Местом назначения, скорее всего, оказался ад. Потому что там было темно и больно. Кири и Гарика рядом не было — и правильно. Что им там делать? Я на сто процентов была уверена, что адских мук, которые я испытывала сейчас, мои друзья не заслужили. И вдруг у меня над ухом раздался Ленкин голос.
«А она что тут делает?» — ужаснулась я.
— Таня, да очнись же ты, открой глаза! — кричала Ленка, и это точно была она.
И тут только до меня дошло, что мои глаза действительно были закрыты. Я попыталась приподнять веки, и, как ни странно, мне это удалось, хотя боль усилилась и меня чуть было не накрыл с головой приступ тошноты. «Я ж бестелесная душа, — начала соображать я. — Почему же мне так больно и тошно?» Первым, кого я увидела, когда наконец полностью открыла глаза, был склонившийся надо мной Анатолий.
— Ты почему разговариваешь Ленкиным голосом? — спросила я его.
— Молчи, тебе нельзя разговаривать, — вместо ответа произнес он Ленкиным голосом.
— Замолчу, если ты мне скажешь, что тут происходит и почему ты изменил голос, — не унималась я.
— Таня, он вообще не разговаривает. Как увидел тебя в таком состоянии, так и онемел. — Я повернула голову и рядом с Анатолием увидела Ленку.
— Ленка, мы что, все умерли? — спросила я, сделав ударение на слове «все».
— Не говори ерунды. Подумаешь, стукнули тебя по голове. Первый раз, что ли? Доктор сказал, что ты еще легко отделалась. Могло быть гораздо хуже, если бы Гарик и Кирьянов вовремя не подоспели, — затараторила Ленка.
Я знала, что скорость, с которой говорила подруга, была прямо пропорциональна степени ее волнения. Сейчас, судя по всему, эта степень была близка к критической. Мне стало безумно жалко подругу, которая так за меня переживала. Но вместо этого я, насколько смогла, скосила глаза в сторону Анатолия и слабым голосом запела: «А он такой холодный…» На большее меня не хватило — голова закружилась и к горлу подступила тошнота.
Но Ленке этого было достаточно. Она быстро подхватила нашу отрядную песню, показывая пальцем на Анатолия: «…как айсберг в океане, и все его печали под черною водой».
— Дурдом какой-то! — возмутился Анатолий.
— О! Великий немой заговорил! — обрадовалась Ленка. — Значит, я могу вас ненадолго оставить. Пойду позвоню маме и сообщу, что у нас все в порядке.
Сказав это, Ленка подмигнула Анатолию и вышла из палаты.
— Я понял, в чем заключается твоя работа — время от времени получать тяжелым предметом по голове, — произнес Аверьянов.
— Вот и славно, а то я не знала, как тебе об этом сказать. Ты не бойся, голова у меня крепкая, а иногда я уворачиваюсь.

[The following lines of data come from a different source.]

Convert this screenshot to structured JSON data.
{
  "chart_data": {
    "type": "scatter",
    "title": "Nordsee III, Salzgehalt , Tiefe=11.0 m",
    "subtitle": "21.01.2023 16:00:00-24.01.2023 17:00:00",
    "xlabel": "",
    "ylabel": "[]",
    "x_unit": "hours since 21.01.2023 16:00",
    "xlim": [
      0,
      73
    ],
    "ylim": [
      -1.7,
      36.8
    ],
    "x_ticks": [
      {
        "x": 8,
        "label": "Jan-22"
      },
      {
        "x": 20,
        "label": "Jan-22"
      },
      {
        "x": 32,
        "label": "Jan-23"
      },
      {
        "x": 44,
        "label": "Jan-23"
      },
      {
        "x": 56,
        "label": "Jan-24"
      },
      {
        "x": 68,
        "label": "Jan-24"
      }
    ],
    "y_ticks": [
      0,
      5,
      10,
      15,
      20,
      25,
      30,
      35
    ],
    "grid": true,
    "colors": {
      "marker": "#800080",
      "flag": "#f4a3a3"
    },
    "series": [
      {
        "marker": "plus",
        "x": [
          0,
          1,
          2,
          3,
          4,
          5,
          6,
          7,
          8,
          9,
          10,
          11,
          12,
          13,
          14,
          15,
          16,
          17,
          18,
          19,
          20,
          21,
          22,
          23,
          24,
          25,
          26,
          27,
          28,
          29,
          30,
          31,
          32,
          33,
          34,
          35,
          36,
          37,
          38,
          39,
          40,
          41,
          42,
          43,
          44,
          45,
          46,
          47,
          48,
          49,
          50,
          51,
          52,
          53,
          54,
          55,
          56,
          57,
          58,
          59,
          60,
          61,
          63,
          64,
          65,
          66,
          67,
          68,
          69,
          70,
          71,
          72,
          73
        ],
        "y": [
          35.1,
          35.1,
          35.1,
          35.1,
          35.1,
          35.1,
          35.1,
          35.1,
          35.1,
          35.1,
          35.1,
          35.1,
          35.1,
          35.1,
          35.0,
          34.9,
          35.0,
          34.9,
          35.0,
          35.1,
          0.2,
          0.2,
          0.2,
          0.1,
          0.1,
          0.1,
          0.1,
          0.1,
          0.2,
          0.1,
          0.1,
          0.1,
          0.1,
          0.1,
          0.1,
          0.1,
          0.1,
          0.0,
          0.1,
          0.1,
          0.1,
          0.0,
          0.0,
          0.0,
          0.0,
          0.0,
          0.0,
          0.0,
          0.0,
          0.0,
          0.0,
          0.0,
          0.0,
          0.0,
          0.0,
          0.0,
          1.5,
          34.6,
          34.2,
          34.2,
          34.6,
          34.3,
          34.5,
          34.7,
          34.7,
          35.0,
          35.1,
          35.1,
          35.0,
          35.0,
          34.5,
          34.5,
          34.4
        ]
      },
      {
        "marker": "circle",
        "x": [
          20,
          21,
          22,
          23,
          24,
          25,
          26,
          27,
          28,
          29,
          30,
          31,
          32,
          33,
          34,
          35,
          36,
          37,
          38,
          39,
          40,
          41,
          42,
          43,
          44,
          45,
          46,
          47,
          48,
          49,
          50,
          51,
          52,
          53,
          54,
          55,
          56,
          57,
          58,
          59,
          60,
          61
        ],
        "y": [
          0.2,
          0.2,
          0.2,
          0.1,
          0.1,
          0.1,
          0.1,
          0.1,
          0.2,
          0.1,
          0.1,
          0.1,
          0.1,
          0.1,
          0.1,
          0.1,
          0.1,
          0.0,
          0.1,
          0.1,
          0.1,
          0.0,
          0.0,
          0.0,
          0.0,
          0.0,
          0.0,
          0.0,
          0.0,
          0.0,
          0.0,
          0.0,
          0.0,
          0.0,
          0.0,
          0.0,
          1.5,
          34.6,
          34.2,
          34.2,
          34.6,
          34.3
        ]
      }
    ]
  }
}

Дверь в палату открылась, и вошел доктор.
— Ангел! — не удержалась я, узнав в докторе того самого персонажа, который собирался препроводить меня к месту вечного успокоения.
— Ангел, ангел, — проворчал доктор. — Таким барышням, как вы, надо дома сидеть и крестиком вышивать, а не подставлять свою голову под удар.
— Больше не буду, доктор, честное слово, — искренне сказала я и окончательно поверила в то, что жива и все будет хорошо.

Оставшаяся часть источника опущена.